Oğuz ağabey merhaba;
Senin tutunamayanlarla başladım bu hayatta tutunmamaya. Çok kere adını andım; hayatımda çağlar kapatan çağlar açan aydınlanmaya selam durdum her fırsatta.
Senin ince mizahın sanat filmi tadında alaycı bir tebessüm bıraktı dudağımda. Senin yakışıklı kaybedişlerin küpe oldu kulağımda. Senin o muazzam aldanışların ışık oldu yoluma.
Ağabey;
Olric'in senden emanettir şimdi bana kalan, yoldaştır yalnızlığıma, sırdaştır haylazlıklarıma ve bir derviş tüm çıkmazlıklarımda.

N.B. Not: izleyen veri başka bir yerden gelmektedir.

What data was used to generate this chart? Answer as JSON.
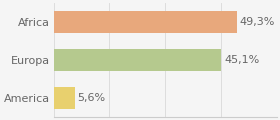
{
  "categories": [
    "Africa",
    "Europa",
    "America"
  ],
  "values": [
    49.3,
    45.1,
    5.6
  ],
  "labels": [
    "49,3%",
    "45,1%",
    "5,6%"
  ],
  "bar_colors": [
    "#e8a87c",
    "#b5c98e",
    "#e8d06e"
  ],
  "background_color": "#f5f5f5",
  "xlim": [
    0,
    60
  ],
  "bar_height": 0.58,
  "label_fontsize": 8.0,
  "tick_fontsize": 8.0
}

Senden öğrendim rezil olmayı umarsız, sefil olmayı utanmaksız, efsane olmayı telaşsız.
Yalnızlığım, ayrıksı otların içinde yeşermeye umut açmış sevda çiçeği. Varlığım, yokoluşa çare yağmur zerreciği.
Ve aşk, Oğuz ağabey; olmayışına isyan, yaratılışa üryan, zavallı insan gerçeği.
Oğuz ağabey;
sen beni bilmezsin, bilseydin de sevmezdin. Ben senin beni sevemeyişindeki estetik katili insan müsvedden, ben senin eksik kalmış sevincin, hüznün, müstehzi gülüşün, ağlayışın, ben senin yarım kalmış "insan acınım"
Ağabey bu senden bağımsız
"Ben, yarım kalmış insan evriminin cansız mumyasıyım"
Yine yazacağım ağabey şimdilik insan kalın.